Il s’affichait décomplexé quant à l’argent, au pouvoir et au sexe. Marié trois fois, il ne cachait en rien ses amours : mieux, il en vivait, politiquement au moins ; c’était son meilleur bilan. Sa vie était un feuilleton télévisé qu’il mettait en scène et exploitait, épisode après épisode. Après avoir été quitté par sa deuxième épouse qui avait préféré rejoindre un véritable homme de communication, il décidait d’épouser un mannequin devenue chanteuse et surtout connue pour ses nombreuses liaisons people : son grand corps de princesse italienne était regardé et reconnu, de la mode aux variétés. Ainsi et à voix haute, il affirmait que son propre corps sexuel était sérieusement performant. Il faisait alors oublier l’image de son corps ordinaire par l’image peoplitique – célèbre dans la société du spectacle et de la marchandise – de celui de cette nouvelle conquête. L’image du corps médiatique de l’une magnifiait – rendait plus grande - celle du corps politique de l’autre, au point d’auréoler le corps médiatique invisible d’un divin enfant - nouvelle Sainte Famille recomposée.
Certes, il s’affichait en faisant du jogging ou du vélo, mais il lui manquait le corps guerrier sans lequel aucun grand n’est grand : lors de la guerre de Libye, un corps médiatique philosophique occulta même le corps politique présidentiel. Ne pouvant avoir ni l’image ni la force du corps de Poutine, il essayait de surpasser celles du corps du vieux Berlusconi, père de la télé vulgaire.
La médiatisation de son corps privé et de celui de ses divers épouses et enfants était donc au service de son corps politique. Son destin personnel politique était une réussite. Une réussite pour lui.
Ainsi, le corps d’un homme politique est massivement politique ; mieux, il désire l’être, il le revendique, car c’est le corps qui désire et revendique. Bien sûr, il y a les deux corps du roi théorisés par Kantorowicz : le corps terrestre et le corps politique, la double nature, humaine et souveraine… Il en était de même pour un autre président : lors de la Révolution culturelle, plus de deux milliards de ses portraits avaient été achetés en Chine au point qu’il y avait environ trois portraits de ce dictateur dans chaque famille, véritable icône d’un nouvel opium du peuple, réactivant vénération et soumission. Andy Warhol n’avait eu qu’à surfer sur cette dévotion pour les images des corps au pouvoir, et, ainsi, produire les portraits des corps des grands leaders du monde. Un pouvoir se mesure au nombre d’images diffusées du corps de son maître : la télévision et internet sont ses nouvelles armes.

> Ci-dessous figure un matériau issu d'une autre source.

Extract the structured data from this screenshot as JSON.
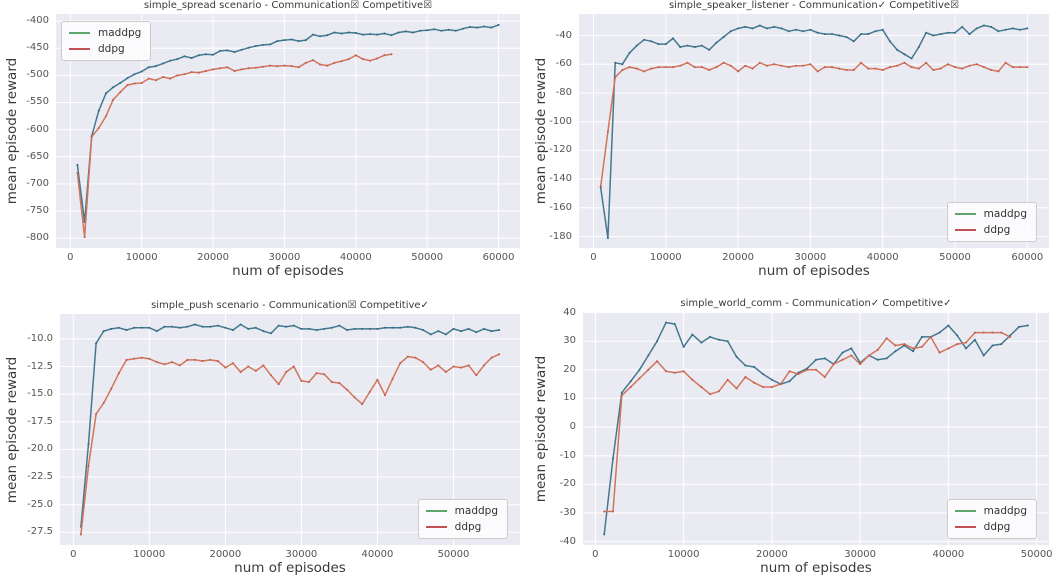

Mais le corps de l’homme politique à l’ère de la démocratie et à l’aune de la république est-il, maintenant, obligé de fonctionner selon le même régime, celui de la confusion corps politique / corps médiatique / corps privé ? Ce mélange des genres est-il signe de petitesse ou de grandeur, de faiblesse ou de force ? Que ferait, de nos jours, un grand homme comme de Gaulle, dont se réclamait ce président ? Le statut d’un homme politique est-il tel aujourd’hui que, pour gagner une élection, il lui faille désirer l’érection d’une statue de son corps politique ?
« J’ai changé, j’ai changé », ne pourrait que répéter inlassablement un politicien qui voudrait être toujours à la même place et, donc, ne pas changer : un corps ne peut changer, il ne peut que vieillir. Une image aussi.